Getting into Gamedev Programming in High School

David · May 24, 2020

I’m a programmer and I love programming. If you’re new to programming then here are some pointers to help get you started. Keep in mind that everyone learns differently, so this might not be helpful to you. However, you can’t learn to program from video tutorials alone – you have to get in there and write some code. Give it a shot (try for a few days) before giving up and trying something else.

Don’t wait for university/college. May not be necessary, but you will likely get more out of school if you aren’t struggling with coding. I wish I’d done more programming so I could have shipped a game during university. 

If you know nothing and making learning into a game will get you to do it play this for a day (don’t need to download or pay for anything). When it gives you options for Language, I’d recommended Python since it’s the most relevant to professional gamedevs. (we do a lot of automation and tool building with it. I love having designers who can make their own tools.)

Once you have a handle on variables, loops, branching, and so on, you can try making your own stuff.

At this point in my programming career, I did the equivalent of installing Python and writing programs that asked questions and took text input. This is a super low-tech and simple to setup method,  but nowadays people tend to want to are graphics. You could grab pygame and make something move around on screen, but I don’t know great tutorials for pygame.
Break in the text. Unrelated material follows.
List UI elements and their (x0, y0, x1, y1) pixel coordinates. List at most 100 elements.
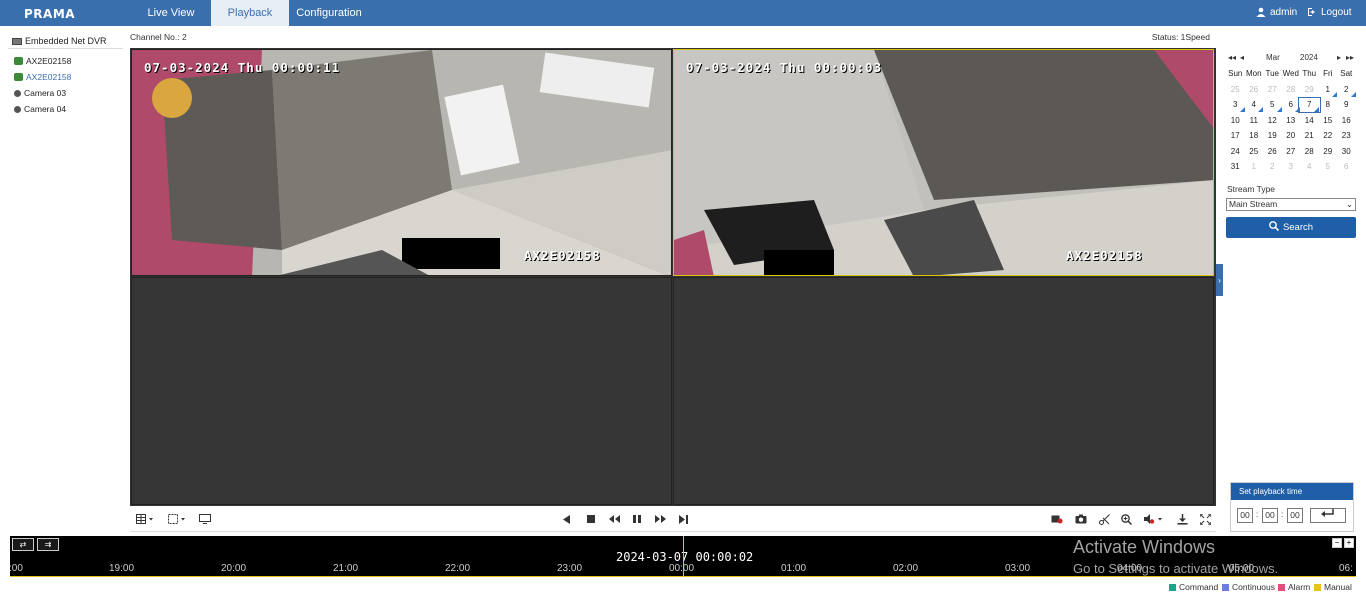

This could be an opportunity to practice your Google skills.

My favourite tutorial for getting stuff moving around is the Pixelnest 2D shooter. This one uses the C# programming language and uses Unity. Think of it as a platform for your programming experiments. Finish the tutorial (which mostly teaches you to use Unity) and you can start changing the code: make your bullets homing, add new enemy movement behaviour, add a boost button. Eventually,  you could rip apart the game and build it to do your own thing.

Another tutorial I like is Building Bytepath. It uses the Lua programming language and Love2d. Lua will be more similar to the languages available in code combat than C#. Lua is also a common scripting language in games, so it’s likely you’ll encounter it as a designer. 

If you feel like you need more step by step instruction, try Khan Academy programming, which uses the JavaScript programming language. It gives you space to experiment, but breaks down the steps so it should be hard to get lost.